If you were a boy in the 1950s or ’60s, you eventually received, for Christmas, one of these toys. You got a miniature football field made of tin, with plastic goalposts and a whole lot of little plastic football men. The players stood on low pedestals mounted on a pair of wafer-thin plastic slivers. After laboriously lining up all 22 players at some line of scrimmage on the green tin field, and lodging a tiny flannel football in the clawlike hand of the quarterback, the kid who got this white elephant for Christmas would flip a switch. Electric current coursed through the strange device. The field commenced to vibrate. Suddenly, all the little wafer-mounted plastic players were in motion, but not in any sort of motion consistent with football. Some “players” would tremble forward, bumping randomly into one another. Others would skitter, seemingly in panic, to the sideline, bumping repeatedly, pathetically against the tin berm that marked the edge of their world. Some suffered spastic seizures and simply toppled over. The quarterback was as likely as not to execute a 180-degree spin and careen toward the wrong end zone, with the “ball,” and nobody in pursuit.

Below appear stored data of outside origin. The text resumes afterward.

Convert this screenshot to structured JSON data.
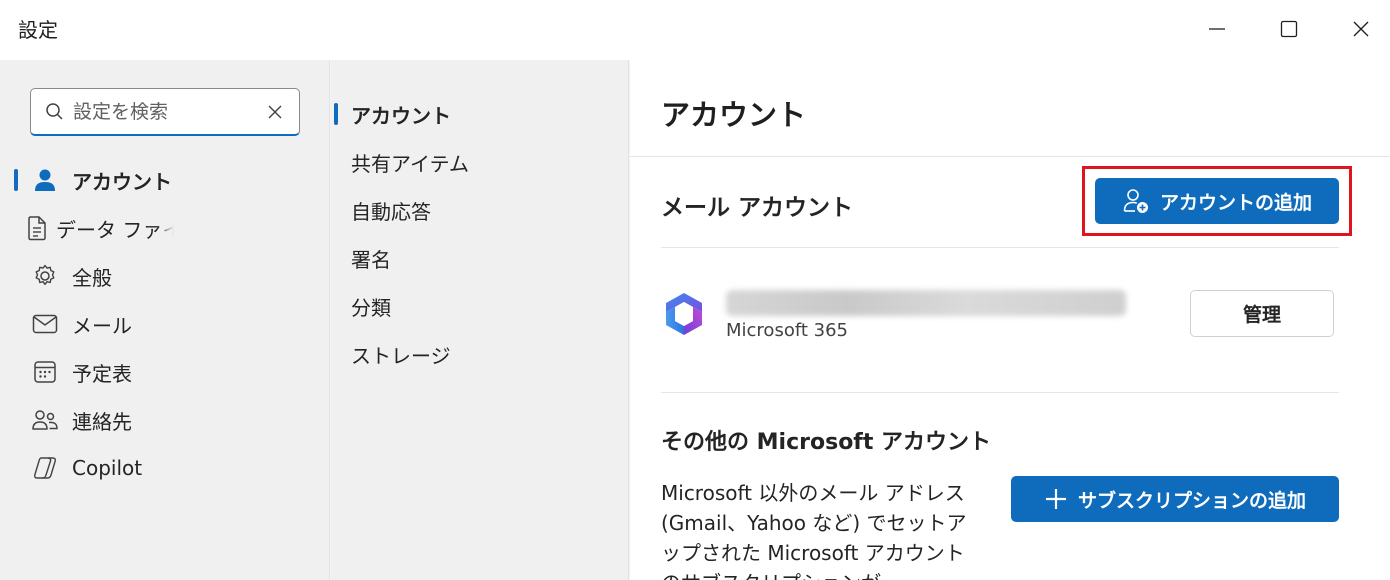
{
  "window": {
    "title": "設定"
  },
  "search": {
    "placeholder": "設定を検索"
  },
  "left_nav": {
    "items": [
      {
        "label": "アカウント",
        "icon": "person-icon",
        "active": true
      },
      {
        "label": "データ ファイル",
        "icon": "document-icon"
      },
      {
        "label": "全般",
        "icon": "gear-icon"
      },
      {
        "label": "メール",
        "icon": "mail-icon"
      },
      {
        "label": "予定表",
        "icon": "calendar-icon"
      },
      {
        "label": "連絡先",
        "icon": "people-icon"
      },
      {
        "label": "Copilot",
        "icon": "copilot-icon"
      }
    ]
  },
  "sub_nav": {
    "items": [
      {
        "label": "アカウント",
        "active": true
      },
      {
        "label": "共有アイテム"
      },
      {
        "label": "自動応答"
      },
      {
        "label": "署名"
      },
      {
        "label": "分類"
      },
      {
        "label": "ストレージ"
      }
    ]
  },
  "main": {
    "heading": "アカウント",
    "mail_accounts": {
      "title": "メール アカウント",
      "add_button": "アカウントの追加",
      "account": {
        "type": "Microsoft 365",
        "manage_button": "管理"
      }
    },
    "other_accounts": {
      "title": "その他の Microsoft アカウント",
      "description": "Microsoft 以外のメール アドレス (Gmail、Yahoo など) でセットアップされた Microsoft アカウントのサブスクリプションが",
      "add_subscription_button": "サブスクリプションの追加"
    }
  },
  "colors": {
    "accent": "#0f6cbd",
    "highlight_border": "#e0141e"
  }
}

No kid I ever knew endured more than a half-dozen plays in Electric Football before consigning this feckless curiosity to the back of the closet.

If the video of the 2019 World RoboCup final is indication, the state of robotic soccer is a slightly more sophisticated and preposterously more expensive version of Electric (about $9.99) Football. This means there’s no imminent danger of seeing, at Wembley or Maracanã Stadium, some snotty humanoid super-Pelé as he (it?) leads the M.I.T. Fighting Androids to a 30-0 World Cup triumph.

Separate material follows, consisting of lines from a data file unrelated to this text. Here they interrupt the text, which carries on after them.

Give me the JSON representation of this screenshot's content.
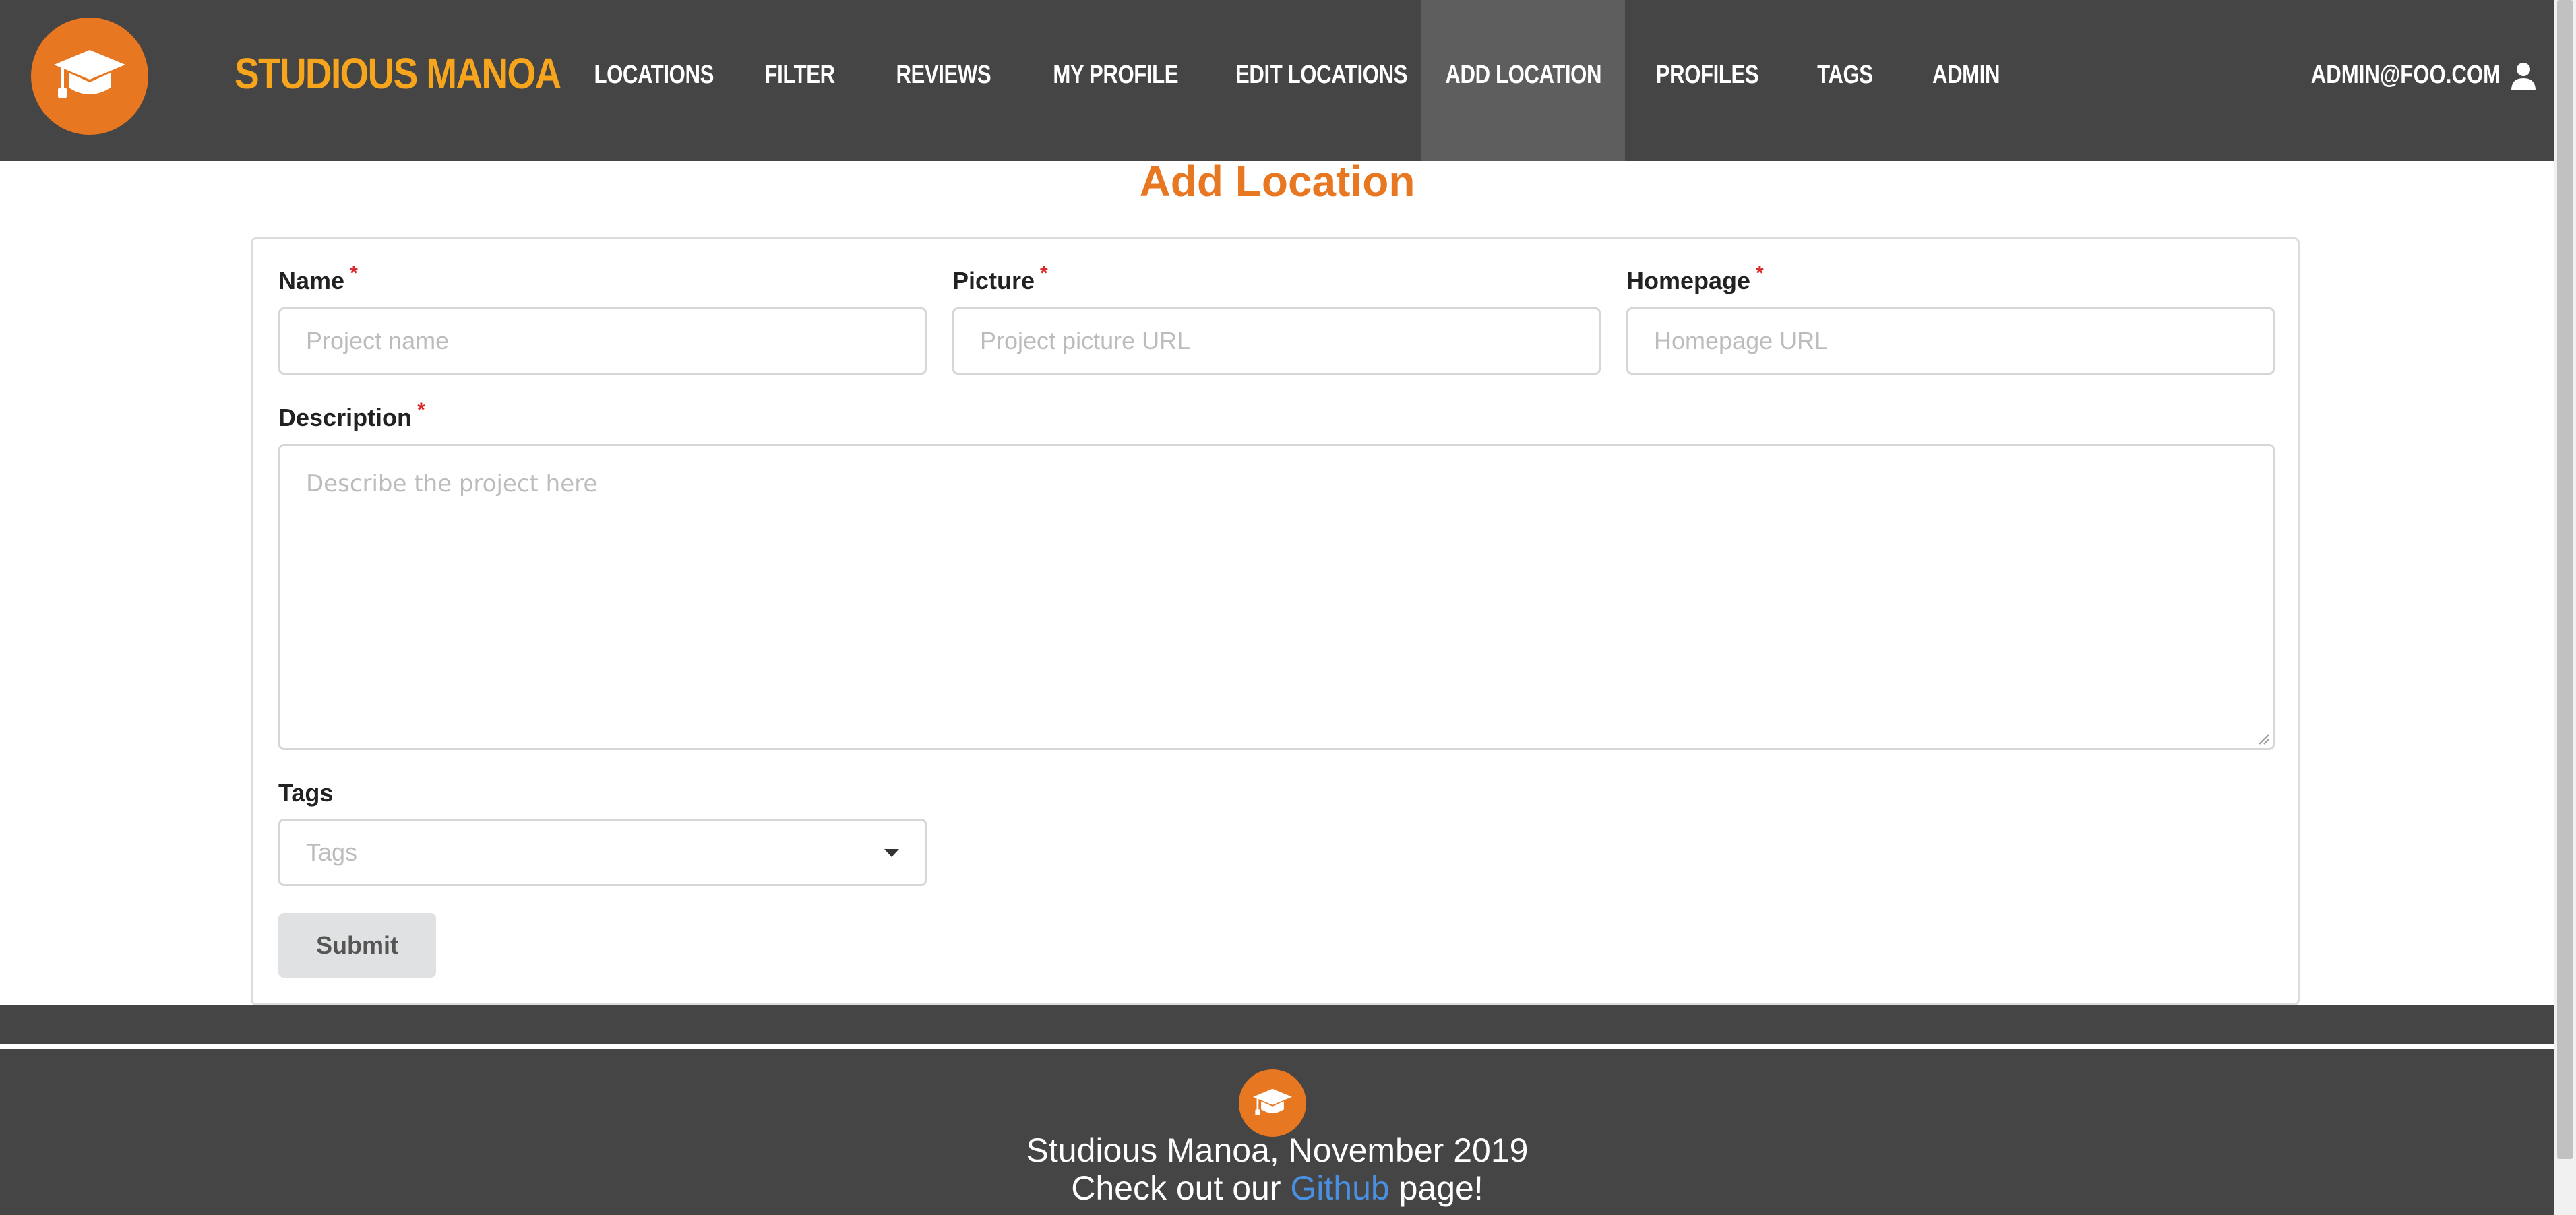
{
  "brand": {
    "name": "STUDIOUS MANOA",
    "logo_icon": "graduation-cap-icon",
    "accent": "#e87722",
    "brand_color": "#f7a51c"
  },
  "nav": {
    "items": [
      {
        "label": "LOCATIONS"
      },
      {
        "label": "FILTER"
      },
      {
        "label": "REVIEWS"
      },
      {
        "label": "MY PROFILE"
      },
      {
        "label": "EDIT LOCATIONS"
      },
      {
        "label": "ADD LOCATION",
        "active": true
      },
      {
        "label": "PROFILES"
      },
      {
        "label": "TAGS"
      },
      {
        "label": "ADMIN"
      }
    ],
    "user": {
      "email": "ADMIN@FOO.COM",
      "icon": "user-icon"
    }
  },
  "page": {
    "title": "Add Location"
  },
  "form": {
    "required_mark": "*",
    "name": {
      "label": "Name",
      "placeholder": "Project name",
      "value": ""
    },
    "picture": {
      "label": "Picture",
      "placeholder": "Project picture URL",
      "value": ""
    },
    "homepage": {
      "label": "Homepage",
      "placeholder": "Homepage URL",
      "value": ""
    },
    "description": {
      "label": "Description",
      "placeholder": "Describe the project here",
      "value": ""
    },
    "tags": {
      "label": "Tags",
      "placeholder": "Tags"
    },
    "submit_label": "Submit"
  },
  "footer": {
    "line1": "Studious Manoa, November 2019",
    "line2_prefix": "Check out our ",
    "link_text": "Github",
    "line2_suffix": " page!",
    "link_color": "#4a90e2"
  }
}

But the point here is: What’s the point?

Advocates of robotic sports insist that their heroic efforts to make their replicants more fluid, nimble and quick will spawn advanced technologies that apply to dozens of other fields of endeavor. As they say on ESPN, “C’mon, man!” In those “other fields of endeavor,” aren’t there already lots of researchers working directly — not tangentially — to make their technologies more fluid, nimble and quick?

Put simply, robo-soccer, is a toy. And like Electric Football, not a good toy. Electric Football’s only real constituency was parents who, with a sigh of relief at finding something to give the brat for Christmas, bought it.

The only discernible constituency for the creation of a master race of robo-jocks is “professors and researchers” whose efforts summon to mind Samuel Johnson’s observation about “a dog’s walking on his hind legs.” He said, “It is not done well. But you are surprised to find it done at all.”

Dr. Johnson’s famous words call to mind a book by sociologist F.W. Howton, published in 1969, entitled Functionaries. Howton explained exhaustively, with examples, the distinction between “substantive rationality” and “functional rationality.” In the first, you do something because you should, because there is a positive purpose and a balanced consideration of consequences both good and bad. In functional rationality, you do something simply because you can, regardless of purpose or consequences, because your technology, tools and ambitions have vaulted far enough to make it possible — even if inadvisable.

Howton’s contemporaneous example of functional rationality was the war in Vietnam. Robo-soccer, just as useless as war but thankfully benign, is one of functional rationality’s current brainstorms.

Robotics researchers, like all of us, deserve to have a little fun, in their own weird way. But they are wide-eyed and foolish to even think about supplanting everyone else’s fun — watching real athletes playing real ball — with theirs.